Now in its seventh month, the prospects of a protracted war in Ukraine are seeping into growth expectations. Even with the restart of limited agricultural produce shipments from Ukraine and Russia still being able to sell its oil, the loss of capacities and the disruptions to supply are significant. 

Brent prices might be coming down, which is reflected in lower prices at the pumps. However, energy is still responsible for strong inflationary pressures and, with winter approaching, casts a pall over sentiment and economic growth.

Inflation is yet to peak and will be an increasing drag on sentiment and economic growth. Inflation is mentioned explicitly as one of the contributory factors for the World Economic Forum (WEF) downgrading GDP growth for next year in most major markets in their latest update. The WEF is not alone in scaling back on its growth expectations.
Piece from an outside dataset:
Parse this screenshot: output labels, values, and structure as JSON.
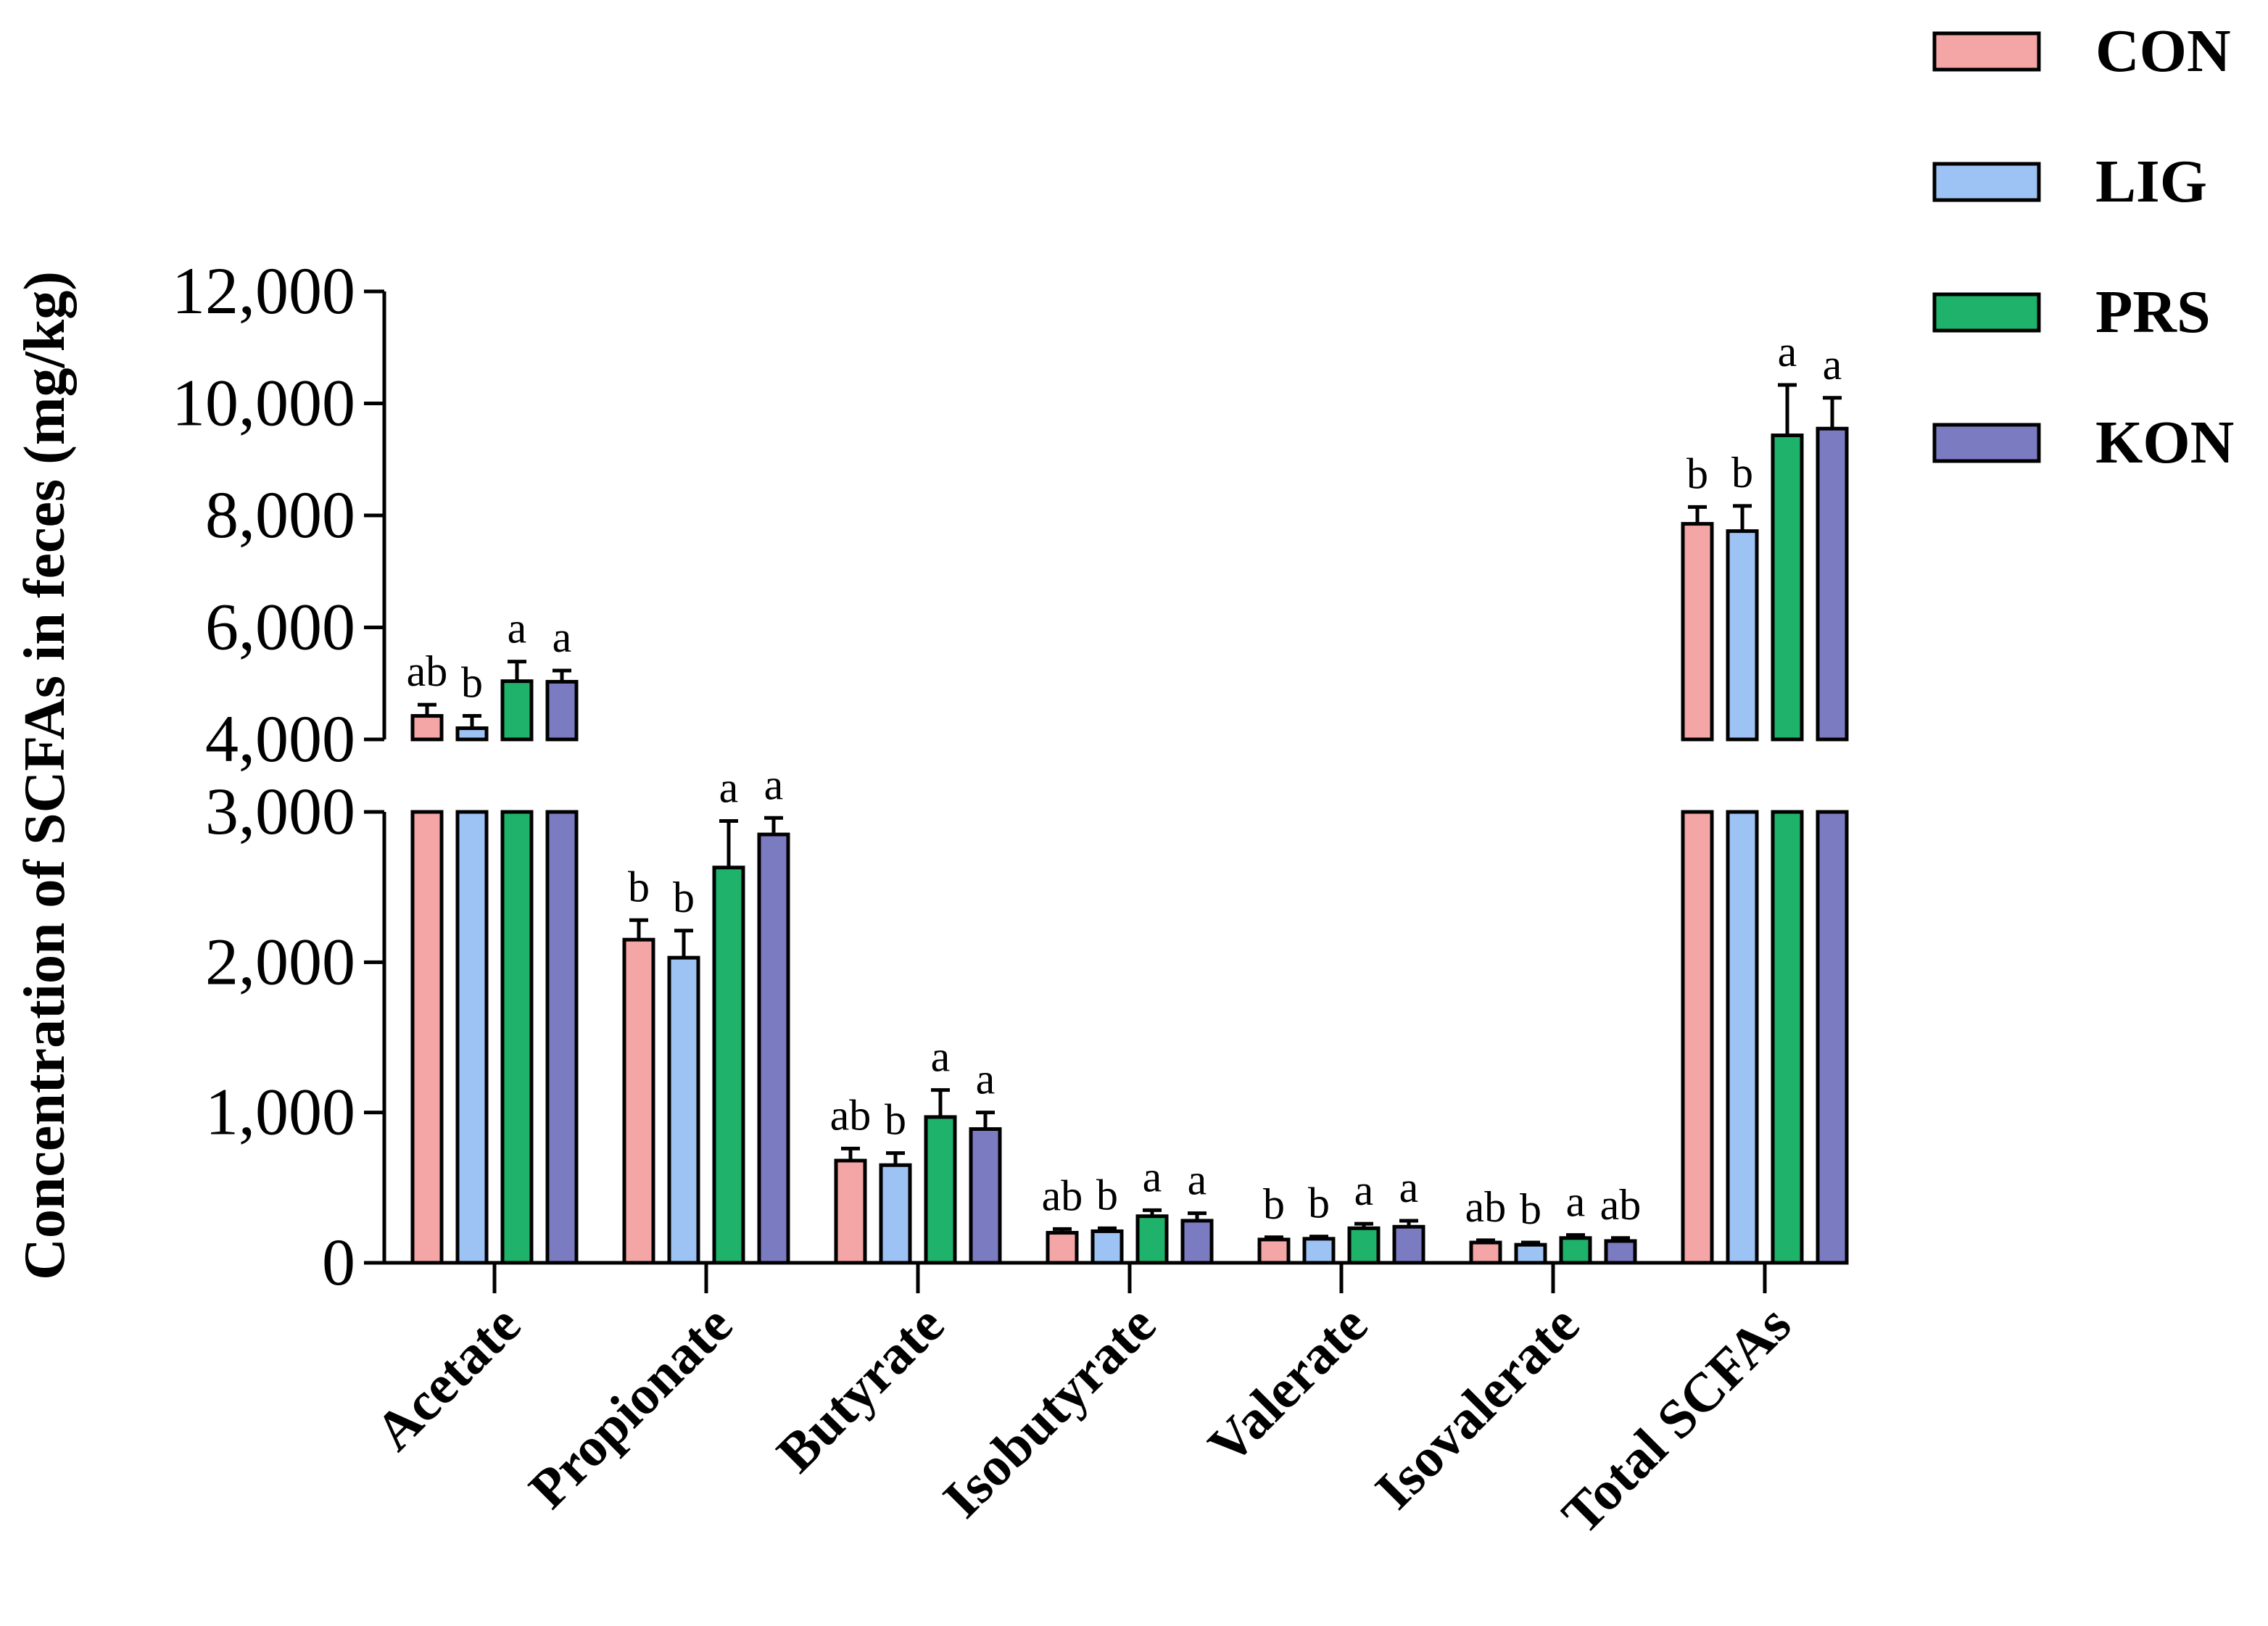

Gloomy outlook for economic growth

The coming months will provide greater clarity on the depth of the economic slowdowns that will likely be experienced in 2023 and 2024. Forward indicators, consumer confidence and inflation, are all pointing to a negative picture. Action by central banks and governments could reduce the scale of the downturns but will almost certainly not be able to avoid them entirely.

For now, economic growth has been partly held up by savings accrued over 2020 and 2021 and supply tightness in the jobs markets, which is keeping unemployment low. Strong indications that consumer spending is tailing off or that unemployment rates are on the rise will be a warning that further reductions in economic forecasts can be expected. 

Overall, risks are overwhelmingly biased to the downside, with further economic downgrades highly likely.